I've been thinking some more about all of this, and somehow got on to Christmas.
Back in the Dark Ages of the 1970s/early 80s, nobody had 'Christmas bedlinen'. You just had your normal winter bedlinen all through Christmas like everyone else.
Similarly, nobody had a 'Christmas Eve Hamper' with new Christmas PJs, expensive hot chocolate, a Christmas mug to have it in, a book or a magazine, tickets to something thrilling, whatever. You advent calendar had a picture, not a chocolate and definitely NOT a toy in a little drawer.
Almost nobody did outside lights (I see families who I know have fairly limited budgets do complicated lighting displays; it all costs, and if you have 4 or 5 strings of lights or light-up deer, something will need replacing every year).
If you were taken to see Father Christmas, you were very lucky, and it was probably at the local Christmas fete, and it cost a couple of quid tops, and it was someone's dad in a bad beard, and what you got was never all that thrilling - it was meant to be something fun to give you something to play with in the week or so until Christmas. There was very little pressure to shell out £25 or whatever it costs now for the whole 'experience' at a local garden centre, complete with reindeer.

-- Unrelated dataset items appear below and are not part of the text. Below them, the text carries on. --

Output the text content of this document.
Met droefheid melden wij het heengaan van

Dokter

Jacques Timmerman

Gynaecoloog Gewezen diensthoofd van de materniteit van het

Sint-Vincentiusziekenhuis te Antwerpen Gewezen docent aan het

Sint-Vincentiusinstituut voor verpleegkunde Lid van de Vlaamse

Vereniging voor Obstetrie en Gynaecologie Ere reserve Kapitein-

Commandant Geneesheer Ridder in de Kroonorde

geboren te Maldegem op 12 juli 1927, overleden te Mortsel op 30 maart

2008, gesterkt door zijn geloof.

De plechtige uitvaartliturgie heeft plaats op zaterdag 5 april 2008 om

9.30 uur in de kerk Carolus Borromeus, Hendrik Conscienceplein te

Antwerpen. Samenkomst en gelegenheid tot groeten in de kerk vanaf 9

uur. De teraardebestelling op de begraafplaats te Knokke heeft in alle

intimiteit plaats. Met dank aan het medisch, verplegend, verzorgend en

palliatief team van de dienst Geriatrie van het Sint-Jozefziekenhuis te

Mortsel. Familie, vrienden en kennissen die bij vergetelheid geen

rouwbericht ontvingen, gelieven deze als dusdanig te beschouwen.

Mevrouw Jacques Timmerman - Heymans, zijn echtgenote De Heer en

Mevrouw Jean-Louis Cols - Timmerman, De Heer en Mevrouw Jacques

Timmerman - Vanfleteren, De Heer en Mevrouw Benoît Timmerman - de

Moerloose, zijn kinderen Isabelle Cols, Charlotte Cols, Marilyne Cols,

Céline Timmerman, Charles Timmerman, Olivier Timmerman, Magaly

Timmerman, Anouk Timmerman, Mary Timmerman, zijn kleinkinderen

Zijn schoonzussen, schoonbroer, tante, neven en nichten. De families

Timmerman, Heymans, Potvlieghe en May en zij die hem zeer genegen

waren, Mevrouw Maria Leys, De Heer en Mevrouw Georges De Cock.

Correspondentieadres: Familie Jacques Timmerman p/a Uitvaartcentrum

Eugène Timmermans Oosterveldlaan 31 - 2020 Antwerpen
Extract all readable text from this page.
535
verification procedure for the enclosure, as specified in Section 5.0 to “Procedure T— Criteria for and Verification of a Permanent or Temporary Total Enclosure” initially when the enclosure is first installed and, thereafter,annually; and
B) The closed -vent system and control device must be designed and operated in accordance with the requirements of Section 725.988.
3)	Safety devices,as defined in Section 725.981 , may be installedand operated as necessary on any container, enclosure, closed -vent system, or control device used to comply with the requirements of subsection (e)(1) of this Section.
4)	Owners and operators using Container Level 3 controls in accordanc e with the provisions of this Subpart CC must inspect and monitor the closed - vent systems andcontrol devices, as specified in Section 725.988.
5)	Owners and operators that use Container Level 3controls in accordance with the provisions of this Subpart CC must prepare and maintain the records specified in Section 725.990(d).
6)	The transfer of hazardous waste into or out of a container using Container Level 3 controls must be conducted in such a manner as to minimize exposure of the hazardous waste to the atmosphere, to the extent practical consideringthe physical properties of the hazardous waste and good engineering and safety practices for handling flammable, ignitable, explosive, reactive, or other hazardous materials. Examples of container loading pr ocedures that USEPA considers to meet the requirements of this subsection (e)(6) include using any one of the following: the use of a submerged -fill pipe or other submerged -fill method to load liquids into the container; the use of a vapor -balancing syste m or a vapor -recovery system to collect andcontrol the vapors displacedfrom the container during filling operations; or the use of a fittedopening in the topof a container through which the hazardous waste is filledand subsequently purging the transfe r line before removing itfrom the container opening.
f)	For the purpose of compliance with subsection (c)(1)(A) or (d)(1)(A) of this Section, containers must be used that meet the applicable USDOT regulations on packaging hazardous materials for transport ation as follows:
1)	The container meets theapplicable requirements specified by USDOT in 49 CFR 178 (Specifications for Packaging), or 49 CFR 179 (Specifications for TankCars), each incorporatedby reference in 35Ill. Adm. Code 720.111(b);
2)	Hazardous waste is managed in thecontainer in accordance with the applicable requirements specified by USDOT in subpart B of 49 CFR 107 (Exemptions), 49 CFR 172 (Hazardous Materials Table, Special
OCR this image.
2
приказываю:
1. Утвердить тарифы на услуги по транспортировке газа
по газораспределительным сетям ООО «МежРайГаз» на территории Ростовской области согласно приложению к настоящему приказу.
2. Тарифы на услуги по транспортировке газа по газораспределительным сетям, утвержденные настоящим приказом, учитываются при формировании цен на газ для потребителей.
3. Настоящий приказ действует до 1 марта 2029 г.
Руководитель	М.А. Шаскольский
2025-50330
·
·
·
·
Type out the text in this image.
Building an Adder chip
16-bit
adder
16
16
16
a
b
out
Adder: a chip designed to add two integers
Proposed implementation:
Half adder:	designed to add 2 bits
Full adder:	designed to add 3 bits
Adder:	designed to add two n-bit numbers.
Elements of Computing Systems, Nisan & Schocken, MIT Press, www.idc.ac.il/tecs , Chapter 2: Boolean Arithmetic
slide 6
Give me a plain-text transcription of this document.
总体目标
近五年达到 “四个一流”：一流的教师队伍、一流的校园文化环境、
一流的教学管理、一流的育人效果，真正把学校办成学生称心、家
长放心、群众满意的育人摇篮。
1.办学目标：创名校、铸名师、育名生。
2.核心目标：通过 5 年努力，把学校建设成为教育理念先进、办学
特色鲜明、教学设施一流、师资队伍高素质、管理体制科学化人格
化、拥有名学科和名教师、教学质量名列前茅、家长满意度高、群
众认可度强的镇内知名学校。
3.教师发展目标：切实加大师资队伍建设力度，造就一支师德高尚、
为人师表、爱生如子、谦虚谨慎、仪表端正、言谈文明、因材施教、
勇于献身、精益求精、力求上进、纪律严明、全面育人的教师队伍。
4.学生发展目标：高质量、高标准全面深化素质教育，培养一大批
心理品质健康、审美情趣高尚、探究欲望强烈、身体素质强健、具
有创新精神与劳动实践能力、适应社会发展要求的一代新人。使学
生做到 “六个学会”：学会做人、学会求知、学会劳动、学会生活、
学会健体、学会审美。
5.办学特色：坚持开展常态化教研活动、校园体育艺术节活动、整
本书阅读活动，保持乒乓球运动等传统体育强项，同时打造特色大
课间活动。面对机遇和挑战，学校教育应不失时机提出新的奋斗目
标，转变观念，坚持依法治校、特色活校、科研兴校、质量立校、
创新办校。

Almost nobody had Christmas crockery and a Christmas tablecloth - you just got out the white linen one and the best china, and crackers were by definition cheap and tacky.
Nobody felt compelled to buy a box of chocolates for their DC's teacher and TA, because (unlike now) teachers and TA's weren't doing little Christmas goody bags for the whole class. Don't get me wrong, the Christmas goody bags are fun, and lovely for those DC who will get very little at Christmas, but they up the ante for conscientious parents.
And nobody had a Christmas jumper that was worn perhaps a dozen times this year and a dozen times next before it was outgrown.
I can see a family with two young DC very easily spending a few hundred quid on all of that (new Christmas bedding every few years, adding new bits of crockery etc, new Christmas jumpers, all part of the cost).
It's no wonder people feel their budgets are so pressured, because the pressure to spend has become massive.